Multiflora rose. Barbed branches and distinct compound leaves make it clearly a rose.

ID3. Invasive Shrub Honeysuckles and Distinguishing Native Counterparts

            More information on identifying the invasive species of shrub honeysuckle is found here. Native look-alikes are not found in Ohio according to some sources but in other parts of the country, they are distinguished by having opposite leaves which fuse together at the base of the branch where they attach. This is the main species our original CBS invasive digs focused on due to its sheer abundance in Ohio's woods especially near urban areas. More examples of it in our woods can be seen here and here, and as bonsai here.

They are usually understory shrubs and trees in the forest, but if given full sun and enough time they can develop into full-size trees. Note the cream bark on the trunk and twigs.

Note the buds which attach to the branch directly opposite one another.

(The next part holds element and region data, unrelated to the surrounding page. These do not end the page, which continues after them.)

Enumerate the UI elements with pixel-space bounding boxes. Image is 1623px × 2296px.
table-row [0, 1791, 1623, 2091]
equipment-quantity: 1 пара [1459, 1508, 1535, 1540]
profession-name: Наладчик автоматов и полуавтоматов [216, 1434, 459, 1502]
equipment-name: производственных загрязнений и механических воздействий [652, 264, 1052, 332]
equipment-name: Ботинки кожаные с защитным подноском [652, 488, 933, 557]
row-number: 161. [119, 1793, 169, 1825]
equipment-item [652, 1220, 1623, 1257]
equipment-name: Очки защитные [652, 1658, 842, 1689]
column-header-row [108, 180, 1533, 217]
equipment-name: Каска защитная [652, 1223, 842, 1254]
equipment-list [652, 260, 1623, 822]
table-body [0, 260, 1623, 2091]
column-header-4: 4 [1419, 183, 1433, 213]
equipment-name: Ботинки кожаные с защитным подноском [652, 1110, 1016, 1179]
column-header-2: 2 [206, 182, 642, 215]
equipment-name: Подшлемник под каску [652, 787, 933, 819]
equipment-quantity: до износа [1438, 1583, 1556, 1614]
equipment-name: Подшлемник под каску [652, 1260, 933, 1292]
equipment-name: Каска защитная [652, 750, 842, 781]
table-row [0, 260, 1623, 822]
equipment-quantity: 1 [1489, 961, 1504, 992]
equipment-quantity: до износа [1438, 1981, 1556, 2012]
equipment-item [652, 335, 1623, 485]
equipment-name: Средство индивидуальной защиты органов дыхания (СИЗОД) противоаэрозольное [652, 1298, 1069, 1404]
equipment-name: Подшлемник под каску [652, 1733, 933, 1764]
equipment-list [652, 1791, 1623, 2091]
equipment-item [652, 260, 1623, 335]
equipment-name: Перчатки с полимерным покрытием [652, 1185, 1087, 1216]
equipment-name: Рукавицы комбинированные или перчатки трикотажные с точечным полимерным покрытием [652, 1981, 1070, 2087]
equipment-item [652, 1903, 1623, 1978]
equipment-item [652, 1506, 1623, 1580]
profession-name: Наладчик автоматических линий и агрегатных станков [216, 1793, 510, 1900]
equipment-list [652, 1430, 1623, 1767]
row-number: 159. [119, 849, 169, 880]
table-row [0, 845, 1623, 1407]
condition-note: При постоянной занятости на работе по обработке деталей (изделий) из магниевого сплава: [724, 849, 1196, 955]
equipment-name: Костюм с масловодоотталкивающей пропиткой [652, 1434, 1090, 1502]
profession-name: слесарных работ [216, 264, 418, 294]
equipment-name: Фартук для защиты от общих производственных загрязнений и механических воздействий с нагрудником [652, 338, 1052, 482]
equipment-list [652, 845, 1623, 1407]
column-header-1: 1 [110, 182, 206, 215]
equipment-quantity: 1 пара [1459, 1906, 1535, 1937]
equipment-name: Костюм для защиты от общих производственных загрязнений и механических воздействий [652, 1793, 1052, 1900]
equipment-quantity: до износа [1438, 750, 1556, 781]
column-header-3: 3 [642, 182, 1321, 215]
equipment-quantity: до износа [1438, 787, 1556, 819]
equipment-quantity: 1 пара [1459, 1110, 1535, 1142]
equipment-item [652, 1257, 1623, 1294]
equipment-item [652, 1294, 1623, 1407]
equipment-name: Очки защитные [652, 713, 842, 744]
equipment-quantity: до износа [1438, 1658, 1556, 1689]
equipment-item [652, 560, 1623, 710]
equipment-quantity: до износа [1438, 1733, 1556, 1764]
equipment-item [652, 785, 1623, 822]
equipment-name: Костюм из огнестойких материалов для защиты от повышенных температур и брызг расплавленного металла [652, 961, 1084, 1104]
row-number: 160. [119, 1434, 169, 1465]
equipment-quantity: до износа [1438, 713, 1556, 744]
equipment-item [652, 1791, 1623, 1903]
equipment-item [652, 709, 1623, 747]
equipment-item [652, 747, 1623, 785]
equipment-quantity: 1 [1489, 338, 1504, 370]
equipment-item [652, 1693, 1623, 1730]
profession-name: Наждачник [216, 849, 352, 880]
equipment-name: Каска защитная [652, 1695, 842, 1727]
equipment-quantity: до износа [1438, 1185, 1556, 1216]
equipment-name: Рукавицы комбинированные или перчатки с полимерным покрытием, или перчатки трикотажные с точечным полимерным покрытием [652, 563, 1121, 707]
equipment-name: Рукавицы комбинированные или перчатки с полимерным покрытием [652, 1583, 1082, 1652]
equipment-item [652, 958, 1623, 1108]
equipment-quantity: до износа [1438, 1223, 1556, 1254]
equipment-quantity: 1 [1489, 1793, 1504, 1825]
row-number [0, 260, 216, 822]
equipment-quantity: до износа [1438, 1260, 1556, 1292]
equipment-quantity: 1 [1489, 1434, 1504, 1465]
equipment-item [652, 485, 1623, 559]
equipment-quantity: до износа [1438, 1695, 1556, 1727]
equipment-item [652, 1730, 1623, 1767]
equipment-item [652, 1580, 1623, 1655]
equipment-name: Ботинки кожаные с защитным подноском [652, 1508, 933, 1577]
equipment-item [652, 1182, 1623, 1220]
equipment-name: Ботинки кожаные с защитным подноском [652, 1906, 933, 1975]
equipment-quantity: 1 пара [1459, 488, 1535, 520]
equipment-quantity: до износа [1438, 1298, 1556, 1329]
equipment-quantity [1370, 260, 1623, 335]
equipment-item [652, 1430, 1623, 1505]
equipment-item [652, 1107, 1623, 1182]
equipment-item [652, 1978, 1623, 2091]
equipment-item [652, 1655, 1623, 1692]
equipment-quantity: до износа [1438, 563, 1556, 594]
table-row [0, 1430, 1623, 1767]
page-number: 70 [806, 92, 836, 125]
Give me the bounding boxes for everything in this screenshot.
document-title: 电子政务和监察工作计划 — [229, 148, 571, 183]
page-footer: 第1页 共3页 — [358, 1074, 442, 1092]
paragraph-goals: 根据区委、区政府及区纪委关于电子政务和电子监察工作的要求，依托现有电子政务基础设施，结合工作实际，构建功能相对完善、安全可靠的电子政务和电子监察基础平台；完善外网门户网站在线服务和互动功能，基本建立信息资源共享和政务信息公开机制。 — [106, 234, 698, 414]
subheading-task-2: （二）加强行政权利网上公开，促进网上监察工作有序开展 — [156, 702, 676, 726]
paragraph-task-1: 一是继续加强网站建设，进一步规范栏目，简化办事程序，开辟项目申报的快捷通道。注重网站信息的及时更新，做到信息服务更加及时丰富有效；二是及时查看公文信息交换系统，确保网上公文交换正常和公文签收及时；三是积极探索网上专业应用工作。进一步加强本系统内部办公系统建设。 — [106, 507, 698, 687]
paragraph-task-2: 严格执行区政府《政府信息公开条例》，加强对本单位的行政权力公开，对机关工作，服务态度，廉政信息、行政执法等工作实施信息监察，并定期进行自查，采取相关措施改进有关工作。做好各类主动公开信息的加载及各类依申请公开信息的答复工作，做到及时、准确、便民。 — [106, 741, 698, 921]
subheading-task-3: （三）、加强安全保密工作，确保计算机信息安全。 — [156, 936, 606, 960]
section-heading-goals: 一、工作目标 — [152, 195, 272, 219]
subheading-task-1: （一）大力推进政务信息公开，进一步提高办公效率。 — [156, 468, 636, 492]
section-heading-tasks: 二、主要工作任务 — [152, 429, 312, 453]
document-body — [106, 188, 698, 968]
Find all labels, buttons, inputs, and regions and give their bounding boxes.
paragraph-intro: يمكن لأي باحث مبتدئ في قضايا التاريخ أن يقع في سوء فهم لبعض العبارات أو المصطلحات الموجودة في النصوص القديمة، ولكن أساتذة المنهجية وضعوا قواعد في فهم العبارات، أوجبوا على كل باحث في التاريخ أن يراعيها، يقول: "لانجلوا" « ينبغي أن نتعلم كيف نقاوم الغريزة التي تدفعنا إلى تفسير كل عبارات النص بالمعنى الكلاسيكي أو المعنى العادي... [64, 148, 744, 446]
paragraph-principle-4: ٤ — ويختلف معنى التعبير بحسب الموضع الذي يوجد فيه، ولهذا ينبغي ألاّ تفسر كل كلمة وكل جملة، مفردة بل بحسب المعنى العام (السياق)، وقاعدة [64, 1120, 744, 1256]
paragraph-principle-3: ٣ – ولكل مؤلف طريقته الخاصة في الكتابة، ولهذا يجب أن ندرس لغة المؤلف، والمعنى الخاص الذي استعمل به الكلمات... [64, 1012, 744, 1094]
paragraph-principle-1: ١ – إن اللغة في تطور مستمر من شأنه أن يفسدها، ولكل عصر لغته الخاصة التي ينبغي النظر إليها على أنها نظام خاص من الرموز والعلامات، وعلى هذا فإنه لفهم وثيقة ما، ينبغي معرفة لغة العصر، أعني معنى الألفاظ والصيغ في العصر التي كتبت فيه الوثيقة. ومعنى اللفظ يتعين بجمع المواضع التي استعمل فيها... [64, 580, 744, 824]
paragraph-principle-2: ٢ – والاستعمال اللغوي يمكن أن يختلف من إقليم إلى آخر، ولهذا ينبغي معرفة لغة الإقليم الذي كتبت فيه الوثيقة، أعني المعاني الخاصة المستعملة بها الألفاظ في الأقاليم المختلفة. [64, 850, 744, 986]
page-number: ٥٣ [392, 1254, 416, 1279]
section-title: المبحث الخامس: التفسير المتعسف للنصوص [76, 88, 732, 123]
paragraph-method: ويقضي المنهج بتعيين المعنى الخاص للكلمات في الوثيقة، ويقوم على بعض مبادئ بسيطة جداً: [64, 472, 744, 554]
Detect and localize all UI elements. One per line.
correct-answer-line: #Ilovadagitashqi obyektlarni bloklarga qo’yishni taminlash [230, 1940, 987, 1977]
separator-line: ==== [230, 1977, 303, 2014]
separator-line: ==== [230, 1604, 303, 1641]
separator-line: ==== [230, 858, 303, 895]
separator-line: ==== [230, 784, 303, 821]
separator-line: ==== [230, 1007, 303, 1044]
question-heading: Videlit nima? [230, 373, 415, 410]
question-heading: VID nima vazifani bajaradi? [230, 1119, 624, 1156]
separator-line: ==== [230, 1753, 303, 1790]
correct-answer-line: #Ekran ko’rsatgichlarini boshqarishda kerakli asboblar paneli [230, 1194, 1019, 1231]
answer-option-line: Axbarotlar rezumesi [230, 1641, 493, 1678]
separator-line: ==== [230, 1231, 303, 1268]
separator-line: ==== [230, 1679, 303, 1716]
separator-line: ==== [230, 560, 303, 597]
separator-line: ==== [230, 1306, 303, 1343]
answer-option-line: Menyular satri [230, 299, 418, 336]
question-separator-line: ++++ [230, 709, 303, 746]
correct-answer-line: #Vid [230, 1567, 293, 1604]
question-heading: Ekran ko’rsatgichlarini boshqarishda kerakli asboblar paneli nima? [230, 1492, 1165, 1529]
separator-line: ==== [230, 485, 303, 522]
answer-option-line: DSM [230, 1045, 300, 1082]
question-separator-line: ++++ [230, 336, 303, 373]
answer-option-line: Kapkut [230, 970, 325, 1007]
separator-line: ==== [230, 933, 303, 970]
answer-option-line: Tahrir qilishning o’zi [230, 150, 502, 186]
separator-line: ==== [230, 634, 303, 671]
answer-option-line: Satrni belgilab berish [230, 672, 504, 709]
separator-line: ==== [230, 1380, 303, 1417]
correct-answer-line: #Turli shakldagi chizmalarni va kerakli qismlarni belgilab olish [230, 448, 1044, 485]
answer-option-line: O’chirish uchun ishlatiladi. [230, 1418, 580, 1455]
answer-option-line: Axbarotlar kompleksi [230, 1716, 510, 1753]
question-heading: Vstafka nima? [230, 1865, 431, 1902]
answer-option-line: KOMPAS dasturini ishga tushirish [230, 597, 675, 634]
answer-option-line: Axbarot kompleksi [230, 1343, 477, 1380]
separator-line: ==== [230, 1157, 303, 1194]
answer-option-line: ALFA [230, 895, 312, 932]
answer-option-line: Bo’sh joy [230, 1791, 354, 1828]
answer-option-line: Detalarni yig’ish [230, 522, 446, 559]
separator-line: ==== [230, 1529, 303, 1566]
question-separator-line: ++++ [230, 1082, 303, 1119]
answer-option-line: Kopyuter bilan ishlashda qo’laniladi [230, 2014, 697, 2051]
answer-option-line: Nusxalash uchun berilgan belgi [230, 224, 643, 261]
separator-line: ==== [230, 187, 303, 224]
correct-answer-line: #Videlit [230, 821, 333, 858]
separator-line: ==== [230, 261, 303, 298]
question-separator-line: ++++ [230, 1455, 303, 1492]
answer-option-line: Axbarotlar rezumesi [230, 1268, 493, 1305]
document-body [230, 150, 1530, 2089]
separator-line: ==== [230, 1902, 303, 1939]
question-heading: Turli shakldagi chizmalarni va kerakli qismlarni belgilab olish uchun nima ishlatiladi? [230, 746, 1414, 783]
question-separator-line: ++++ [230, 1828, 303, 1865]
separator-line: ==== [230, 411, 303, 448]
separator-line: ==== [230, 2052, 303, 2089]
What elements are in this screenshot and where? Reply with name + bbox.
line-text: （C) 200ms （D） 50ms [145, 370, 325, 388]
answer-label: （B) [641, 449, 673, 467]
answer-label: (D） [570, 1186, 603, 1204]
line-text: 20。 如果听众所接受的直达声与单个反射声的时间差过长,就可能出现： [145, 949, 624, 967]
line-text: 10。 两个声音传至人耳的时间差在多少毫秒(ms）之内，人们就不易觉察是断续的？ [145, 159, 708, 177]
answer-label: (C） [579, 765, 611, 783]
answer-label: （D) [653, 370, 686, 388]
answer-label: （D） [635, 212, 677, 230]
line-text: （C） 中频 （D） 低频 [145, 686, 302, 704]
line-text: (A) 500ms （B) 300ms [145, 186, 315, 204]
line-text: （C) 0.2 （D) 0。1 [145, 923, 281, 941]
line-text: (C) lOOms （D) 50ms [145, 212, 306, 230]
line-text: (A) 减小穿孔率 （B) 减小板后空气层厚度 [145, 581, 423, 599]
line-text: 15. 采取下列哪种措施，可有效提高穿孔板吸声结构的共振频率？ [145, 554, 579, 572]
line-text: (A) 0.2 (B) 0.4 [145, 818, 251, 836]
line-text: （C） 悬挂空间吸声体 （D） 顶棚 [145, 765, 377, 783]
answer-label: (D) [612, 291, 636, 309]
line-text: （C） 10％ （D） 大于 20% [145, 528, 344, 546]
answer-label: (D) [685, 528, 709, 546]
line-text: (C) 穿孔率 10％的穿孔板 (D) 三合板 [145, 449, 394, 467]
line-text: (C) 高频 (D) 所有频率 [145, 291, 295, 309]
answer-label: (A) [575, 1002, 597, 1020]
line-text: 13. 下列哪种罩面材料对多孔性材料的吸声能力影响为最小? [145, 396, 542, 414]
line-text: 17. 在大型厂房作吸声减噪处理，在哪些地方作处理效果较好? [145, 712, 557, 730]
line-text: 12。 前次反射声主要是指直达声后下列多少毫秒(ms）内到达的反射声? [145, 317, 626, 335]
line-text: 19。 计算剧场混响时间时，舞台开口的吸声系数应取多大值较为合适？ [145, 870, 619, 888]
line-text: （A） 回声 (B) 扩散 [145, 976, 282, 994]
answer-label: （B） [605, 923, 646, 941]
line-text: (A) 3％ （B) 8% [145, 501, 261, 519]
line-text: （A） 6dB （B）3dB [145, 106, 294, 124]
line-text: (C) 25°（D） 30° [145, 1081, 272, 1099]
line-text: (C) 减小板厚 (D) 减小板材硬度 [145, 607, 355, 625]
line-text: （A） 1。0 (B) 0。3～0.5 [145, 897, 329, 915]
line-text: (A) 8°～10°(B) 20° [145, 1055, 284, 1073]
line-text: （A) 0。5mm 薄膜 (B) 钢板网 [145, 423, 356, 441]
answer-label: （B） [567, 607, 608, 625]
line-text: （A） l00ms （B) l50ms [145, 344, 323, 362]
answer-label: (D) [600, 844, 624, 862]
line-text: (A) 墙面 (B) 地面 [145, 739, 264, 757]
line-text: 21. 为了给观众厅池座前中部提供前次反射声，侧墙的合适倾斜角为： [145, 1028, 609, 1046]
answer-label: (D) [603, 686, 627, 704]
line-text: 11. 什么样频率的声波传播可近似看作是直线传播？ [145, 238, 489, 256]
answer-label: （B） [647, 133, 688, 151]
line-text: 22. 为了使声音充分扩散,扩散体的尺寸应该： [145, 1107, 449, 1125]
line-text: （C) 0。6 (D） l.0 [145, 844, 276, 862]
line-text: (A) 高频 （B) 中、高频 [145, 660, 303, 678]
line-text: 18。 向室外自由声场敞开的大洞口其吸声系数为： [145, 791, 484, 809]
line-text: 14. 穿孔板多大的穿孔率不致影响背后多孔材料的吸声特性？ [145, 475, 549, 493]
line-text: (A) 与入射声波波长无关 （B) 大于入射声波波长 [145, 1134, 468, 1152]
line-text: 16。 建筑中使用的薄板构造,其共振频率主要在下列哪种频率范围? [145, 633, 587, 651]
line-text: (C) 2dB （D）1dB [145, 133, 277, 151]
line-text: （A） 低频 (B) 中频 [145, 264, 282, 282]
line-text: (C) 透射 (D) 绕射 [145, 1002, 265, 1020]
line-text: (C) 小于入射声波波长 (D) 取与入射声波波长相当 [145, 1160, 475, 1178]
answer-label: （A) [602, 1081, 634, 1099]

Note the cream bark develops a flaky-ness on older specimen.

ID4. Chinese Privet

            Lastly among those invasives I found at Turtle Cave in Athens, OH, we have the Chinese Privet (go here for more information). This one is starting to increase in abundance in Ohio but is not yet as widespread as some of the others I listed above. There is no native privet look-alike to my knowledge so if you see anything with the features described here, feel free to hack it back and/or dig it up for bonsai! This species is actually a pleasure to work with as it develops quickly when bonsai techniques are applied and it is especially quick to develop a thick, ramified/dense canopy which is why it is popular as hedgerow material. I have shown pictures of my own privet bonsai in several previous posts here.

            In Ohio, Chinese privet tends to be a small shrub, but further south in warmer temperatures its invasion is a big problem and they achieve much greater size. The main traits are oval, narrow leaves, smooth white bark, purple berries, and opposite branching. Once you know it you can't unsee it!

Smooth whiteish bark.

Berries hanging on in winter.

Opposite branching.

1 comment:

  1. Ryan, thanks for the informative identification tutorial for these four common invasives found in Ohio.